Сталин был категоричен. «Ничего особенного в этих картинах нет, — сказал он. — Герасимов не молодой художник. Поощрялся. Нужны ли еще поощрения?… Потом нельзя же так: все Сталин и Сталин. У Герасимова — Сталин, у Тоидзе — Сталин, у Яр-Кравченко Сталин».
Тому, что он неоднократно одергивал славословие в свой адрес, есть множество свидетельств. В широко известном в ту пору его ответе на письмо военного историка Е. Разина была фраза: «Режут слух дифирамбы в честь Сталина — просто неловко читать».
Понятно, что он не мог официально запретить эту демонстрацию «интеллигентской» преданности, сожительствующую с вынашиваемым предательством, но он скептически относится к очевидным приспособленческим жестам «прорабов» творческого фронта.
Как свидетельствует Е. Вучетич, посетив выставку макетов для мемориального комплекса, где в качестве центральной фигуры предлагалось поставить в центре скульптуру Сталина, Вождь «долго и мрачно разглядывал свое изображение, а потом, повернувшись к автору, неожиданно спросил: «Послушайте, Вучетич, а вам не надоел этот тип с усами?»
Затем, указав на закрытую фигуру, поставленную в стороне от макета, спросил: «А это что у вас?» «Тоже эскиз», — ответил скульптор и снял бумагу со второй фигуры… Эскиз изображал советского солдата, который держал на руках немецкую девочку… Сталин довольно улыбнулся и сказал: «Тоже, да не то же!» И после некоторого раздумья заключил: «Вот этого солдата с девочкой на руках как символ возрождения Германии мы и поставим в Берлине на высоком холме!

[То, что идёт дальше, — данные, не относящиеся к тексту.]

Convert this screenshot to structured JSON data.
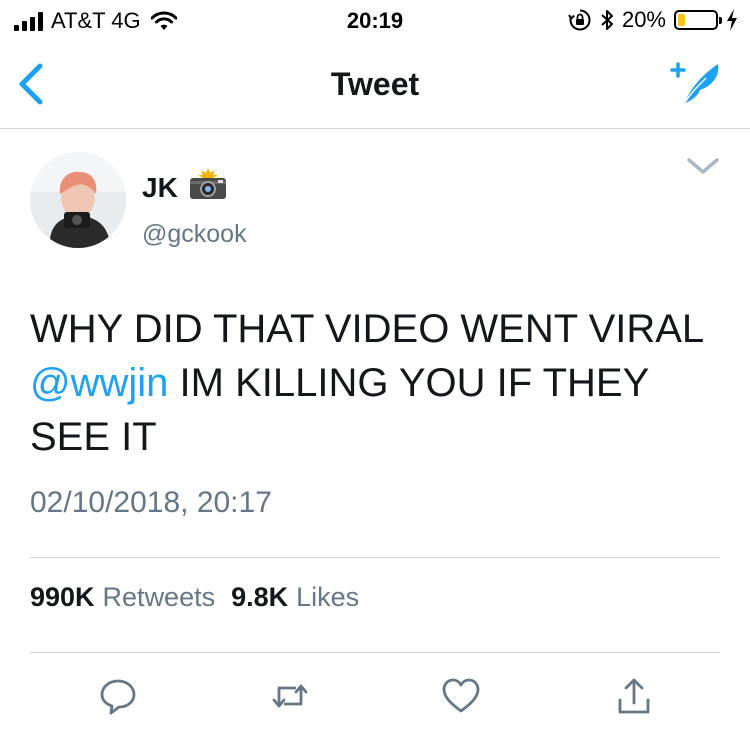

Только автомат вы у него заберите… Тут нужен символ. Да! Вложите в руку солдату меч! И впредь пусть знают все — плохо придется тому, кто вынудит этот меч поднять вновь!»
Вступление в новую «современную» послевоенную историю не могло не вызвать стремления к самоутверждению со стороны интеллигенции во всех сферах деятельности, включая и идеологическую. Возникшие в то время дискуссии и дебаты отражают брожение в умах их непосредственных участников. Но для большинства из них эта газетная «перепалка» стала способом личного самоутверждения.
Позже было вылито много грязи по поводу возникшего тогда противостояния «патриотов» и «космополитов». Но во время этой дискуссии сам Вождь публично на эту тему не высказывался. Он не одобрял крайностей. Когда 28 марта 1949 года Симонов вместе с Сафроновым направил Сталину и Маленкову послание, в котором поставил вопрос об исключении целого ряда «космополитов» из Союза писателей, то поддержки в этом вопросе инициаторы такой меры не получили.
Сталин понимал, что за всем шумом этой окололитературной борьбы, этой «бури в стакане» стояли не столько идеологические мотивы, как извечная интеллигентская болезнь — стремление к устранению конкурентов. Однако он не мог допустить спекуляции на идеологической почве и нашел повод, чтобы пресечь поползновения откровенно зарвавшихся «новаторов в науке».